A afirmação é quase expressiva — e o resíduo informativo que sobra é parte injusto, (mas) parte verdadeiro. Injusto porque reflete uma espécie de denegação. Salvador não é uma metrópole e nós sabemos disso. É injustiça avaliá-la segundo parâmetros externos. Você pode ouvir rock todos os dias se estiver em São Paulo. Pode passar um bom tempo, inclusive, testando novas opções antes de voltar às suas primeiras escolhas. Em Salvador, se você quiser ouvir rock, é preciso (como sempre) checar a agenda da semana e programar suas saídas conforme as opções disponíveis. Com sorte você consegue sair duas ou três vezes. Claro, as opções serão sempre as mesmas, mas isso não é uma queixa e sim uma constatação. Muitas coisas mudaram e eu não estou certo de que essa mudança pode ou deve ser encarada necessariamente como uma evolução, mas é verdade que há sim opções.
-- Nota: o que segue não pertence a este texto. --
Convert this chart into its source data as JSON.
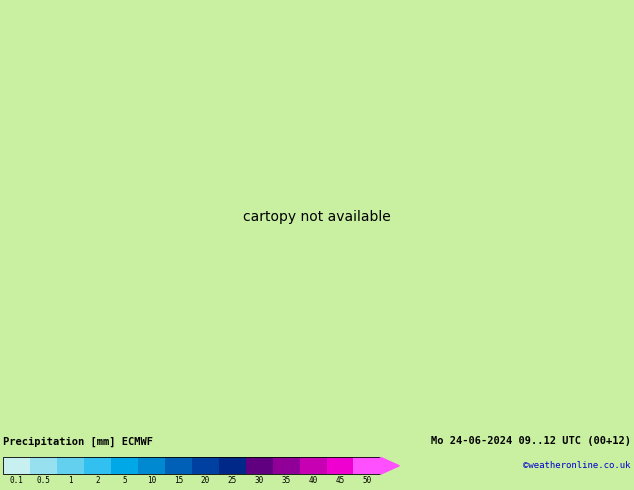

(É claro que há novidades, mas não estou certo de que é uma representação adequada afigurar o passado elegendo o Calypso como modelo [como ilustrativamente Luciano Matos faz no vídeo] e pensando o presente como o alargamento das opções em relação a ele. O Calypso foi o mais duradouro ícone daquele tempo, mas outros lugares mais efêmeros talvez tenham sido, embora não tão constantes, mais representativos. O Idearium, por exemplo, ou mesmo Santana Sushi Bar. E com isso eu quero apenas mostrar que as opções eram também numerosas e menos minguadas do que parece à primeira vista).

A constatação de que nós devemos nos encaixar na agenda da cidade e não, ao contrário, a cidade deve estar a disposição do nosso ânimo, oferecendo diariamente opções as mais variadas, é um espelho das características da nossa cidade: não somos uma metrópole. E então nos deparamos com o aspecto verdadeiro apresentado pela queixa. As limitações de uma cidade que está apenas ensaiando os primeiros passos para se tornar uma grande cidade — mas que se depara com problemas estruturais elementares e aparentemente inssolúveis a curto prazo — se refletem claramente na vida cultural da cidade, na maneira como o setor privado organiza e financia as opções. A segurança com que se aposta em mercados estáveis, fugindo do risco de opções aparentemente menos rentáveis como o rock mais pesado, o estranho desprestígio das manifestações culturais ligadas à tradição baiana, usualmente só financiadas pela administração pública, são alguns desses indicadores.

Resumindo: “Salvador não tem nada pra fazer” não é uma afirmação que reflete a experiência de quem enuncia, antes, é uma queixa que revela o desejo (e a frustração consequente) de viver o regime de lazer de uma grande cidade, do capitalismo avançado que reserva seu público, setoriza e segmenta gostos a fim de explorá-los mais apropriadamente, criando nichos a serem desenvolvidos. Salvador é uma cidade que, em função da sua condição social e econômica, exige aquilo que o vídeo aponta acertadamente: que seus moradores sejam mais flexíveis e abertos a possibilidades externas (novas) que não aquelas que confortavelmente construímos ao nosso redor. Nem todos estão dispostos a isso, e essa é uma opção compreensível!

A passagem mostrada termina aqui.